Sunday, 15 May 2011

Heart of Darkness

In a recent post, No subject, I reflected upon our inability to empathise fully with the greater suffering of, to take but one example, the people of central Africa, because we do not know them, because they are not ours. We assume, I suggested, that they have somehow brought their sufferings upon themselves.

We assume that, I think, partly because the horrific brutality they sometimes inflict upon each other seems so alien and incomprehensible: people do not, with just a few isolated exceptions, do that sort of thing with machetes in West Kensington or North Virginia.

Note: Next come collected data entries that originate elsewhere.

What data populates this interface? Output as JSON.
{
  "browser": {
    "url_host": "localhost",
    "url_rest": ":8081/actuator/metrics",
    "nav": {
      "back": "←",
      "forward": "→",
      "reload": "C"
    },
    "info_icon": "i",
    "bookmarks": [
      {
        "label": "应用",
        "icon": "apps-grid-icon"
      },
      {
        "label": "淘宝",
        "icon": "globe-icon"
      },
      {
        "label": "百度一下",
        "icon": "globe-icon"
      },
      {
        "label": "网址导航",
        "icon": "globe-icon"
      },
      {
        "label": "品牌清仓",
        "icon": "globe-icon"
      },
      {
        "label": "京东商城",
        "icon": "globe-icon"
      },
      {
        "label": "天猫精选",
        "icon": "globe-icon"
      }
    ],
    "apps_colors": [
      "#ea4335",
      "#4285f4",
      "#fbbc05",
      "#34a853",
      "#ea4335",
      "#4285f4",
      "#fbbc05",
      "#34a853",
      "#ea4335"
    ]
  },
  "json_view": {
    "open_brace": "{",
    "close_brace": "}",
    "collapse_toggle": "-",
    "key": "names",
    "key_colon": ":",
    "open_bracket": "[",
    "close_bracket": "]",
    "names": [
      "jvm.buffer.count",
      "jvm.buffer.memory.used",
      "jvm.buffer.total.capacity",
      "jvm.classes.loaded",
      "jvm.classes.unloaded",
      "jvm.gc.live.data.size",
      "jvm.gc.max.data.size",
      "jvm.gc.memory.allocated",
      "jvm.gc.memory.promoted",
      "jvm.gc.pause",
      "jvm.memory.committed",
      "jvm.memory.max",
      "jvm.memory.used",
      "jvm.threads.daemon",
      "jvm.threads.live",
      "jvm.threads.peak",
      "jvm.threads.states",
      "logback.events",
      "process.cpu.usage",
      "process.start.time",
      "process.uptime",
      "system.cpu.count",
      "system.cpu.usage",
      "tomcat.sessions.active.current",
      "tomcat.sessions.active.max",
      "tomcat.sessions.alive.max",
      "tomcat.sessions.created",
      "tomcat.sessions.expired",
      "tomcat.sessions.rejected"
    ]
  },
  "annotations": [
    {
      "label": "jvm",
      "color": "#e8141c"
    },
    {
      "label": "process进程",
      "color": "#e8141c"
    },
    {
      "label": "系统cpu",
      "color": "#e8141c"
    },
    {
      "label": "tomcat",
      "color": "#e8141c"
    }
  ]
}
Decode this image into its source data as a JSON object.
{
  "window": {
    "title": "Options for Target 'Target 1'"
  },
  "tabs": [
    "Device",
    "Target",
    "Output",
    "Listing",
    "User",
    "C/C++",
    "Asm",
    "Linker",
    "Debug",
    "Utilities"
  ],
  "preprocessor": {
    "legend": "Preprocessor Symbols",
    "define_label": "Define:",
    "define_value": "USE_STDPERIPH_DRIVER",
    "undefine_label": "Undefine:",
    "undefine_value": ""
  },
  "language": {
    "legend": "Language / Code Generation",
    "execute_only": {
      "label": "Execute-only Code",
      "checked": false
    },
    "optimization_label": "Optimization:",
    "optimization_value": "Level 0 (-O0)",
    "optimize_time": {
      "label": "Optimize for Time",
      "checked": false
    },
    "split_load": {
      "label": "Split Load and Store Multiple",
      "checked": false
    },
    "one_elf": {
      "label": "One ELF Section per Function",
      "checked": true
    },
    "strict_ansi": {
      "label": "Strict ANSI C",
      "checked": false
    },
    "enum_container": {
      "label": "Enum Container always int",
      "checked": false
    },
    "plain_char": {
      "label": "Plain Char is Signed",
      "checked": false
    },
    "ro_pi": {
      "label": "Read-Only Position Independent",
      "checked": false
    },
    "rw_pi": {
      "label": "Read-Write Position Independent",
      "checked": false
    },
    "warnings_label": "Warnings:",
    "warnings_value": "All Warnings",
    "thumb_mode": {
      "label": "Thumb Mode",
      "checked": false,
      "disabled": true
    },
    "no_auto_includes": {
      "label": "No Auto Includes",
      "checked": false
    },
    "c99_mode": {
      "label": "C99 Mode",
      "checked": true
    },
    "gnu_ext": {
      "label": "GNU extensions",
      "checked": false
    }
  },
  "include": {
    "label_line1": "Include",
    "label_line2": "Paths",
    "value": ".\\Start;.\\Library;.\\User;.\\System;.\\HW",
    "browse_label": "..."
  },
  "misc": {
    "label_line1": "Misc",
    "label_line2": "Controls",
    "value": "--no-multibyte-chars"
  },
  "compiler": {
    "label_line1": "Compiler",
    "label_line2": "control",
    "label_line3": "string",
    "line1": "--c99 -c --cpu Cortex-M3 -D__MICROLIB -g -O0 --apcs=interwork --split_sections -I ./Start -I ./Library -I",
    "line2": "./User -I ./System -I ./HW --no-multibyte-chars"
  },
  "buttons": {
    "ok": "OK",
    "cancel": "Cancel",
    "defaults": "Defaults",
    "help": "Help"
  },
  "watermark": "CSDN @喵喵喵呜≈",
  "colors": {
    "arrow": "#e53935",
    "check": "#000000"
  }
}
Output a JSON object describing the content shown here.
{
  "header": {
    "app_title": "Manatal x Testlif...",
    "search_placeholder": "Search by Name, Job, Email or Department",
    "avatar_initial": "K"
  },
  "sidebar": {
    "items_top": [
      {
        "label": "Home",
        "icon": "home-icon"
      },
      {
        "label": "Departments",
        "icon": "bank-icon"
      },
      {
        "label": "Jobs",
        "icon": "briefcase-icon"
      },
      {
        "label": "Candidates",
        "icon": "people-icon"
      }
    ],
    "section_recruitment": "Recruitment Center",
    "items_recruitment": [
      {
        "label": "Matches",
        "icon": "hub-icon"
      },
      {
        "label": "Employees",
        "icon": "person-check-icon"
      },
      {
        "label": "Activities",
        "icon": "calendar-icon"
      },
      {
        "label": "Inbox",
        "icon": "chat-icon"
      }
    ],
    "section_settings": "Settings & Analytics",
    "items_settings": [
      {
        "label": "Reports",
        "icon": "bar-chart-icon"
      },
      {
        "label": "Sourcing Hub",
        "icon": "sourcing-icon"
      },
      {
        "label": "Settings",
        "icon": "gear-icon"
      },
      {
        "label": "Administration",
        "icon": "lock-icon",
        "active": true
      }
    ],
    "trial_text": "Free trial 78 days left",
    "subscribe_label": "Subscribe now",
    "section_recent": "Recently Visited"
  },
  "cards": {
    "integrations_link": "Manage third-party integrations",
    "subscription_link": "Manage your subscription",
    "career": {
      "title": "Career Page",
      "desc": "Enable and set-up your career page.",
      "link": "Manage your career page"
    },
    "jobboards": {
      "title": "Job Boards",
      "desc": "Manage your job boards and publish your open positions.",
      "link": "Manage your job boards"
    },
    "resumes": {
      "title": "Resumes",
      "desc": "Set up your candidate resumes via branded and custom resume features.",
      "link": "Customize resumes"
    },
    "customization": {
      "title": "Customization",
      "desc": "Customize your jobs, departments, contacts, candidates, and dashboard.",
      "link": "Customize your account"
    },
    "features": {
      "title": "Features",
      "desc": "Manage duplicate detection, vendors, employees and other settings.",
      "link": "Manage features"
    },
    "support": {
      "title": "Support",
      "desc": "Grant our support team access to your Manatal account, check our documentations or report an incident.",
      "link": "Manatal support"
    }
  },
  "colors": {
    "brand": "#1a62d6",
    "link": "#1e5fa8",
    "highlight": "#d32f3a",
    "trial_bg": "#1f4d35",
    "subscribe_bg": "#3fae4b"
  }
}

I should have reflected that it was, quite likely, western practice that established such horrors in the minds and experience of the people of central Africa. In the Congo Free State the Force Publique made the practice of cutting off the limbs of the natives as a means of enforcing rubber quotas a matter of policy; the practice was widespread. In this country we tend to regard such things as an aberration attributable to the infamous King Leopold II of Belgium, who made the Congo his personal possession and who was thought to have reduced the native population by half in his process of expropriating its wealth. It was indeed international pressure lead by the British, and Mark Twain, that forced the Belgium government to take over responsibility for the territory and turn the Free State into a government administered colony, although it was not, by all accounts, exactly well endowed with infrastructure and social stability when it was granted independence in 1960.

British responsibility for the establishment of the free state is, however, not negligible, in that is was the explorer Henry Morton Stanley, Welsh born but British be-knighted, who was instrumental in establishing Leopold's domain.

That, however, is history, but the present apparently finds western societies still bringing an overwhelming and malign influence onto the lives of the peoples of the Congo. A recent talk by the journalist Johann Hari at the Royal Society of Arts in London (how different a caché 'royal' bestows in this context from that of King Leopold II) shows us how intimately our personal lives connect with the sufferings of the people of central Africa.

In whose hearts is the darkness now?